The USDA’s January supply and demand update pegged global soybean meal production at 257MMT, 75.2MMT of which is in China. The second biggest producer is the United States at 47.9MMT, followed by Brazil at 40.7MMT. Argentina is next at 29.6MMT, but that was using a soybean crop of 45.5MMT. While imports are supplementing domestic supply, they will not fully compensate for the lost production. Domestic crushers will fight hard to buy new crop beans away from export channels, but a downward revision reflecting the lower production outlook is expected.
On the trade front, the USDA pegged global exports at 69.7MMT in January, down slightly month-on-month but still 2MMT higher than last season. Top of the list was Argentina at 26.5MMT, followed by Brazil at 20.7MMT and the United States at 12.4MMT. Like production, Argentinian soybean meal exports are expected to be revised lower as a smaller domestic crush decreases the country’s exportable surplus.
A record crop and positive crush margins in Brazil should result in higher soybean meal production and exports. But they are unlikely to fully compensate for lower Argentinian exports unless soybean demand from China decreases significantly on the back of plummeting soybean hog prices which has decimated the Chinese crush margin.
According to the Rosario Grain Exchange, preliminary shipping data put Argentina’s soybean meal and pellet exports at 1.06MMT in January, down 22 per cent on the corresponding period last year, almost 56 per cent lower than in January 2021 and more than 43 per cent lower than the five-year average of 1.87MMT. In fact, it is the lowest January export figure in the last 20 years.

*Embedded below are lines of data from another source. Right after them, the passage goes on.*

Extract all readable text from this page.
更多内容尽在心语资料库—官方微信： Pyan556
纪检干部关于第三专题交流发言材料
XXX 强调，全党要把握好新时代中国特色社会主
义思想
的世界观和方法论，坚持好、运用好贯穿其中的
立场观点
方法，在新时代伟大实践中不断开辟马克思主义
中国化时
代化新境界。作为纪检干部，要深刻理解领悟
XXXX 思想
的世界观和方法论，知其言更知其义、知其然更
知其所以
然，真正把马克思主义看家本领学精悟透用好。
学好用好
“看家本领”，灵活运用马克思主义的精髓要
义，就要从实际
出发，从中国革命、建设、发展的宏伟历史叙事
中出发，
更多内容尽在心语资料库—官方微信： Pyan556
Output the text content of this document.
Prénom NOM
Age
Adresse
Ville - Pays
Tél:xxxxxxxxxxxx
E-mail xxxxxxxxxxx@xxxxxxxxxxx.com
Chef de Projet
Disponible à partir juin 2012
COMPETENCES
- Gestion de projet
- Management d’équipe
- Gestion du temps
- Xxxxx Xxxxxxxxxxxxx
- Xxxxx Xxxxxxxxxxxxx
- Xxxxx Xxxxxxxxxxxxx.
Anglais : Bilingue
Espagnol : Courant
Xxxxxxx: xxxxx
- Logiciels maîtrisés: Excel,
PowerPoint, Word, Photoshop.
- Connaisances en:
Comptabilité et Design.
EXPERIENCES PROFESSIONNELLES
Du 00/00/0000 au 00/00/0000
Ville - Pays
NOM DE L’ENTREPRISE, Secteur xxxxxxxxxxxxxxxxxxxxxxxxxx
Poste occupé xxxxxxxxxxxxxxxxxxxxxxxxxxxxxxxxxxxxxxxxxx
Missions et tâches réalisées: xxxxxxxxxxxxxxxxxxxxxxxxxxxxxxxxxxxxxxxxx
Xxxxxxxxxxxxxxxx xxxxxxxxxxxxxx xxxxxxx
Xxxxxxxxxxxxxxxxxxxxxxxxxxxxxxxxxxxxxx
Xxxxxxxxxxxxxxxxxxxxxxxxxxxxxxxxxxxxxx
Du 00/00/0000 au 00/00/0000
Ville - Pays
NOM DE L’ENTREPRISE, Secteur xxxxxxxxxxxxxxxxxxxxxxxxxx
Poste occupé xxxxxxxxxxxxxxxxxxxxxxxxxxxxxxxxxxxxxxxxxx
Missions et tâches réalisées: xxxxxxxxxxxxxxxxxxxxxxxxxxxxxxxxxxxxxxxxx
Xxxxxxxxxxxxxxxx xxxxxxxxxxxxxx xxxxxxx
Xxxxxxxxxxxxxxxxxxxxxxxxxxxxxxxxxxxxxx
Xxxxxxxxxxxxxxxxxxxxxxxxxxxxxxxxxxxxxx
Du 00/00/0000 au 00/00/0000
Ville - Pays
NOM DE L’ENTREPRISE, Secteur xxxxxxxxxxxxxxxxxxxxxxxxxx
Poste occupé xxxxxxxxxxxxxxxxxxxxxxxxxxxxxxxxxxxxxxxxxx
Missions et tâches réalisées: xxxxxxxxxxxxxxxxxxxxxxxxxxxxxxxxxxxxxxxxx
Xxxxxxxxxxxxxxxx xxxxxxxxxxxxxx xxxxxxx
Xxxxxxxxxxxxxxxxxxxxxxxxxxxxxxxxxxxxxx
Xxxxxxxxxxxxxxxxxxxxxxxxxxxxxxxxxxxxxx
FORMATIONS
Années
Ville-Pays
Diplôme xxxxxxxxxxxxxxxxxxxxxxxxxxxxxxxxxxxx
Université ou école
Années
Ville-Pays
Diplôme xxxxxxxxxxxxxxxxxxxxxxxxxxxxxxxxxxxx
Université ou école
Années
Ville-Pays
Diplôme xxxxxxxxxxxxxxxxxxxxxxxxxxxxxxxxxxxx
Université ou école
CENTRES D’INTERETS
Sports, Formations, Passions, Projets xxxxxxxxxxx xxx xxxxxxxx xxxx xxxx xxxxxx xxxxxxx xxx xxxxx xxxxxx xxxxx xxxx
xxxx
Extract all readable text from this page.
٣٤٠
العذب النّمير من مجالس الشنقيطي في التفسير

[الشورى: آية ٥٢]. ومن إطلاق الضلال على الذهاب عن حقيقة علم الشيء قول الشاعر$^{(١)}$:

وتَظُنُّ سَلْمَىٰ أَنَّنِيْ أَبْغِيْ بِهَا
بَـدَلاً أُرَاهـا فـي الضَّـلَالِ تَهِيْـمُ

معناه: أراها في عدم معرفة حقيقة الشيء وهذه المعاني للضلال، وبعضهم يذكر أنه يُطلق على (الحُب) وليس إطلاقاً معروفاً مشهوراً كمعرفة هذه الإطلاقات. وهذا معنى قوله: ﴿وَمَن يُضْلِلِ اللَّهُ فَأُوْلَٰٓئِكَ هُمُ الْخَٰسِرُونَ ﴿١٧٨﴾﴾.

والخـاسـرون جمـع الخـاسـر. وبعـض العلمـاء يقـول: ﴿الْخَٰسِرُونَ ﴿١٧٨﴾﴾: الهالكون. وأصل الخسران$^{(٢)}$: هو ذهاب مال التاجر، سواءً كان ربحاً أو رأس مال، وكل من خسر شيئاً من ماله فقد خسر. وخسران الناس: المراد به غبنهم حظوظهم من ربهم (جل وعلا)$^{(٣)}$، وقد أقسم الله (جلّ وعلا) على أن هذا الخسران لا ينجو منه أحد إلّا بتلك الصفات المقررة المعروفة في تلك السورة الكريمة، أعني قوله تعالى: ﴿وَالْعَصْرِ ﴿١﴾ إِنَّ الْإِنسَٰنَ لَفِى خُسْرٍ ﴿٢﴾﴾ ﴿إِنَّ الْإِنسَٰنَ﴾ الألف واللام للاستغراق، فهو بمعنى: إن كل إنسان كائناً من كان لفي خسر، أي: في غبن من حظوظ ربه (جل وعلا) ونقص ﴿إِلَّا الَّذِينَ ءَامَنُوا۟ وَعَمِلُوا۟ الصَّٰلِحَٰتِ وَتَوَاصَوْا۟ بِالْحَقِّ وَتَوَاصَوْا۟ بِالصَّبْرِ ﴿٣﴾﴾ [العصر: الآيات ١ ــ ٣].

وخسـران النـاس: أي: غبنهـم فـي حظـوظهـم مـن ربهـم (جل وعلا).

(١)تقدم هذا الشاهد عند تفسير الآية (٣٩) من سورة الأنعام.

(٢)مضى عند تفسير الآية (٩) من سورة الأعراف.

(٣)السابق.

This situation highlights one of the many issues with the latest preferential exchange rate program for soybean farmers, much to the chagrin of domestic processors. Known as soybean dollar 2.0, the policy was designed to promote sales to both local crushers and the export market. However, a large majority of the soybeans sold by farmers in December ended up on ships to China rather than being crushed in Argentina and exported as meal or oil. And now that the policy has finished, local farmers are holding back soybean sales, waiting for the next iteration.
This has left domestic processors scrambling for supplies ahead of harvest. Collectively, Argentina’s crushers claim to have already purchased at least 1MMT of Brazilian beans for delivery in February and March and are likely to import another 1MMT before new crop supplies hit the market. These numbers dwarf the previous import record of 657,000 metric tonne set in the 2018/19 season after a disastrous harvest of only 37.8MMT the previous year.
The late harvest in Brazil is adding to the quandary. Soybean imports from Brazil would typically come by river from Porto Murtinho in the state of Mato Grosso do Sul or by road from the southern state of Rio Grande do Sul. However, most of the deals done to date are via the Amazon River port of Santarem, in the state of Para, a journey of around 4,500 kilometres. Forward crush margins will ultimately define final import volumes for the season, but it will undoubtedly be an extremely testing season for Argentine processors.